Jika pemilik waralaba memiliki pengetahuan yang lebih baik tentang bagaimana menanggapi kenaikan upah minimum untuk melindungi keuntungan - dengan melakukan hal-hal seperti meneruskan kenaikan biaya kepada pelanggan dalam bentuk harga yang lebih tinggi atau dengan mengotomatisasi operasi - maka masuk akal untuk memperlakukan bisnis waralaba berbeda. Mereka lebih mampu mengatasi perubahan daripada bisnis independen.

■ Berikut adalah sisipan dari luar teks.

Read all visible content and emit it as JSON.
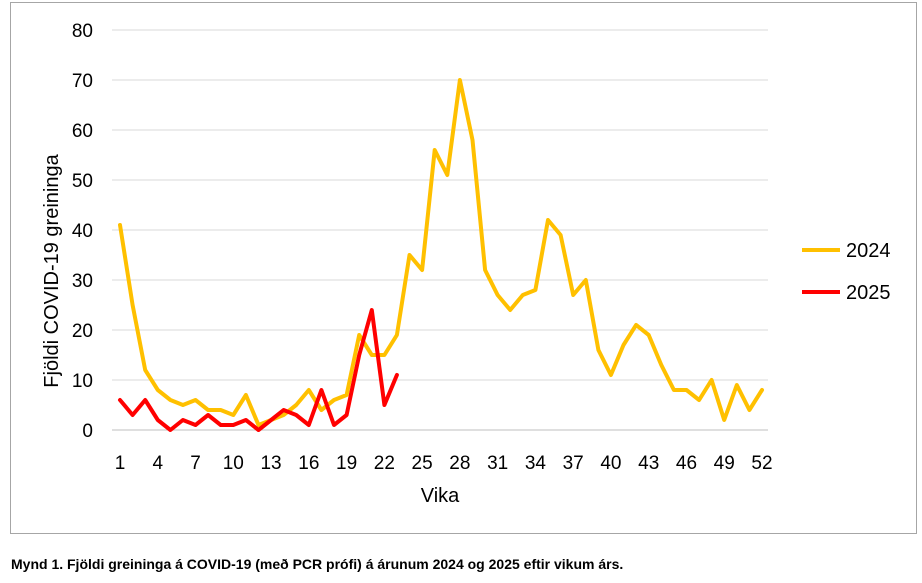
{
  "caption": "Mynd 1. Fjöldi greininga á COVID-19 (með PCR prófi) á árunum 2024 og 2025 eftir vikum árs.",
  "chart_data": {
    "type": "line",
    "title": "",
    "xlabel": "Vika",
    "ylabel": "Fjöldi COVID-19 greininga",
    "ylim": [
      0,
      80
    ],
    "xlim": [
      1,
      52
    ],
    "yticks": [
      0,
      10,
      20,
      30,
      40,
      50,
      60,
      70,
      80
    ],
    "xticks": [
      "1",
      "4",
      "7",
      "10",
      "13",
      "16",
      "19",
      "22",
      "25",
      "28",
      "31",
      "34",
      "37",
      "40",
      "43",
      "46",
      "49",
      "52"
    ],
    "grid": "horizontal",
    "legend_position": "right",
    "series": [
      {
        "name": "2024",
        "color": "#ffc000",
        "x": [
          1,
          2,
          3,
          4,
          5,
          6,
          7,
          8,
          9,
          10,
          11,
          12,
          13,
          14,
          15,
          16,
          17,
          18,
          19,
          20,
          21,
          22,
          23,
          24,
          25,
          26,
          27,
          28,
          29,
          30,
          31,
          32,
          33,
          34,
          35,
          36,
          37,
          38,
          39,
          40,
          41,
          42,
          43,
          44,
          45,
          46,
          47,
          48,
          49,
          50,
          51,
          52
        ],
        "values": [
          41,
          25,
          12,
          8,
          6,
          5,
          6,
          4,
          4,
          3,
          7,
          1,
          2,
          3,
          5,
          8,
          4,
          6,
          7,
          19,
          15,
          15,
          19,
          35,
          32,
          56,
          51,
          70,
          58,
          32,
          27,
          24,
          27,
          28,
          42,
          39,
          27,
          30,
          16,
          11,
          17,
          21,
          19,
          13,
          8,
          8,
          6,
          10,
          2,
          9,
          4,
          8
        ]
      },
      {
        "name": "2025",
        "color": "#ff0000",
        "x": [
          1,
          2,
          3,
          4,
          5,
          6,
          7,
          8,
          9,
          10,
          11,
          12,
          13,
          14,
          15,
          16,
          17,
          18,
          19,
          20,
          21,
          22,
          23
        ],
        "values": [
          6,
          3,
          6,
          2,
          0,
          2,
          1,
          3,
          1,
          1,
          2,
          0,
          2,
          4,
          3,
          1,
          8,
          1,
          3,
          15,
          24,
          5,
          11
        ]
      }
    ]
  }
}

Kedua, survei tidak benar-benar menunjukkan bahwa menjadi waralaba menyebabkan bisnis lebih menderita dari kenaikan upah minimum. Studi ini tidak mengontrol perbedaan dalam ukuran, distribusi industri, atau fraksi tenaga kerja mereka yang mendapatkan upah minimum yang ada di seluruh bisnis waralaba dan independen. Faktor-faktor ini dapat menjadi penyebab perbedaan antara bisnis waralaba dan non-waralaba.

Survei tersebut mengungkapkan bahwa bisnis non-waralaba memiliki lebih sedikit karyawan daripada yang memiliki waralaba; lebih mungkin ditemukan dalam belanja ritel, kecantikan dan kesehatan dan kebugaran, dan lebih sedikit ditemukan di penitipan anak, penginapan dan makanan eceran; dan lebih muda. Mungkin kenaikan upah minimum secara tidak proporsional memengaruhi perusahaan-perusahaan besar dan muda, dan perusahaan-perusahaan di penitipan anak, penginapan, dan makanan eceran.

Selain itu, hasil survei mungkin hanya sebuah artefak di mana perusahaan memiliki lebih banyak orang yang bekerja dengan upah minimum. Seperti yang akan disampaikan oleh perkenalan kepada siswa mikroekonomi, perusahaan dengan lebih banyak orang yang membayar upah minimum akan lebih cenderung merespons kenaikan upah minimum daripada perusahaan yang memiliki lebih sedikit karyawan yang dibayar pada tingkat itu. Survei ini konsisten dengan pengamatan sederhana itu.

Tanpa mengendalikan perbedaan dalam upah yang berlaku, jumlah karyawan, atau distribusi industri di perusahaan waralaba dan independen, kita tidak dapat mengetahui apakah bisnis waralaba lebih terpengaruh oleh upah minimum.

IFA adalah asosiasi perdagangan, bukan organisasi penelitian, dan menginginkan pengadilan untuk membatalkan hukum upah minimum Seattle. Jadi saya tidak menyalahkan mereka karena menganjurkan suatu posisi. Tetapi "penelitian" yang dilakukan oleh Institut Kebijakan Ekonomi tidak membuat kasus bahwa bisnis waralaba dirugikan secara tidak proporsional oleh undang-undang upah minimum.